Demikian pula Kotawaringin yang kini sudah termasuk wilayah Kalimantan Barat pada masa Kerajaan Banjar juga sudah masuk dalam pengaruh Mataram, sekurang-kurangnya sejak abad ke-16. Meskipun kita tidak mengetahui dengan pasti kehadiran Islam di Pontianak, konon ada pemberitaan bahwa sekitar abad ke-18 atau 1720 ada rombongan pendakwah dari Tarim (Hadramaut) yang di antaranya dating ke daerah Kalimantan Barat untuk mengajarkan membaca al- Qur’an, ilmu fikih, dan ilmu hadis. Mereka di antaranya Syarif Idrus bersama anak buahnya pergi ke Mampawah, tetapi kemudian menelusuri sungai ke arah laut memasuki Kapuas Kecil sampailah ke suatu tempat yang menjadi cikal bakal kota Pontianak. Syarif Idrus kemudian diangkat menjadi pimpinan utama masyarakat di tempat itu dengan gelar Syarif Idrus ibn Abdurrahman al-Aydrus yang kemudian memindahkan kota dengan pembuatan benteng atau kubu dari kayu-kayuan untuk pertahanan. Sejak itu Syarif Idrus ibn Abdurrahman al-Aydrus dikenal sebagai Raja Kubu. Daerah itu mengalami kemajuan di bidang perdagangan dan keagamaan, sehingga banyak para pedagang yang berdatangan dari berbagai negeri.

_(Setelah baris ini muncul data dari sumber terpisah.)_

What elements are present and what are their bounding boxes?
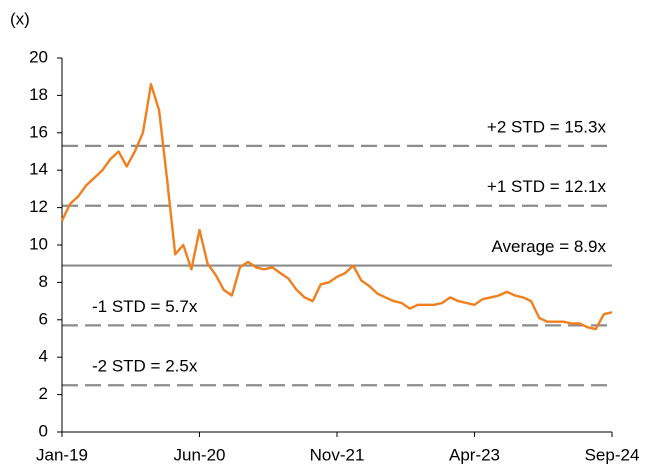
reference-label: +1 STD = 12.1x — [487, 177, 607, 196]
y-tick-label: 8 — [39, 272, 48, 291]
y-tick-label: 4 — [39, 347, 48, 366]
reference-label: Average = 8.9x — [491, 237, 606, 256]
x-tick-label: Nov-21 — [310, 445, 365, 464]
y-tick-label: 10 — [29, 234, 48, 253]
y-tick-label: 12 — [29, 197, 48, 216]
data-line — [60, 83, 613, 331]
reference-label: -1 STD = 5.7x — [92, 297, 198, 316]
y-axis-label: (x) — [10, 9, 30, 28]
y-tick-label: 18 — [29, 85, 48, 104]
y-tick-label: 14 — [29, 160, 48, 179]
y-tick-label: 0 — [39, 421, 48, 440]
reference-label: +2 STD = 15.3x — [487, 117, 607, 136]
y-tick-label: 16 — [29, 122, 48, 141]
y-tick-label: 6 — [39, 309, 48, 328]
x-tick-label: Jun-20 — [174, 445, 226, 464]
x-tick-label: Sep-24 — [585, 445, 640, 464]
y-tick-label: 2 — [39, 384, 48, 403]
x-tick-label: Apr-23 — [449, 445, 500, 464]
x-tick-label: Jan-19 — [36, 445, 88, 464]
y-tick-label: 20 — [29, 47, 48, 66]
reference-label: -2 STD = 2.5x — [92, 357, 198, 376]
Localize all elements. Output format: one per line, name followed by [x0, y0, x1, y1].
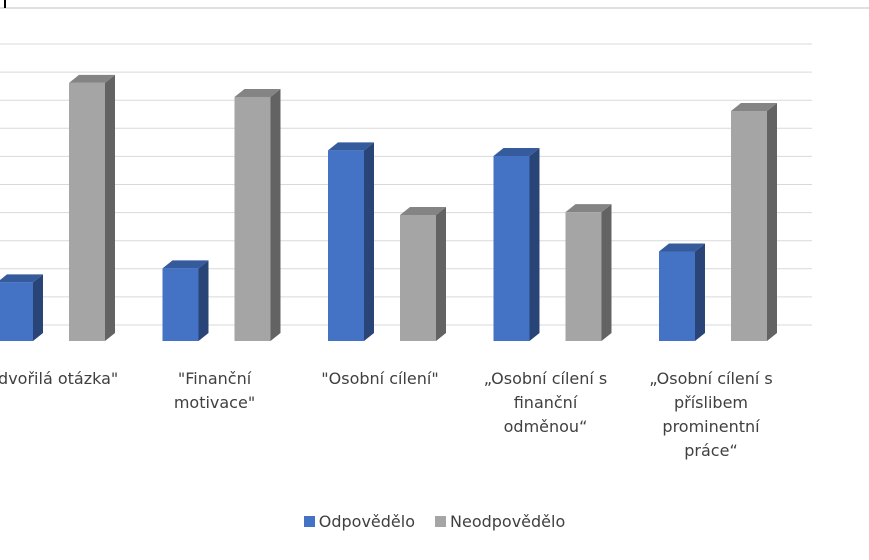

Pemerintahan Syarif Idrus (lengkapnya: Syarif Idrus al-Aydrus ibn Abdurrahman ibn Ali ibn Hassan ibn Alwi ibn Abdullah ibn Ahmad ibn Husin ibn Abdullah al-Aydrus) memerintah pada 1199-1209 H atau 1779-1789 M. Cerita lainnya mengatakan bahwa pendakwah dari Tarim (Hadramaut) yang mengajarkan Islam dan datang ke Kalimantan bagian barat terutama ke Sukadana ialah Habib Husin al-Gadri. Ia semula singgah di Aceh dan kemudian ke Jawa sampai di Semarang dan di tempat itulah ia bertemu dengan pedagang Arab namanya Syaikh, karena itulah maka Habib al-Gadri berlayar ke Sukadana. Dengan kesaktian Habib Husin al-Gadri menyebabkan ia mendapat banyak simpati dari raja, Sultan Matan dan rakyatnya. Kemudian Habib Husin al- Gadri pindah dari Matan ke Mempawah untuk meneruskan syiar Islam. Setelah wafat ia diganti oleh salah seorang putranya yang bernama Pangeran Sayid Abdurrahman Nurul Alam. Ia pergi dengan sejumlah rakyatnya ke tempat yang kemudian dinamakan Pontianak dan di tempat inilah ia mendirikan keraton dan masjid agung. Pemerintahan Syarif Abdurrahman Nur Alam ibn Habib Husin al-Gadri pada 1773- 1808, digantikan oleh Syarif Kasim ibn Abdurrahman al-Gadri pada 1808-1828 dan selanjutnya Kesultanan Pontianak di bawah pemerintahan sultan-sultan keluarga Habib Husin al-Gadri.[gs]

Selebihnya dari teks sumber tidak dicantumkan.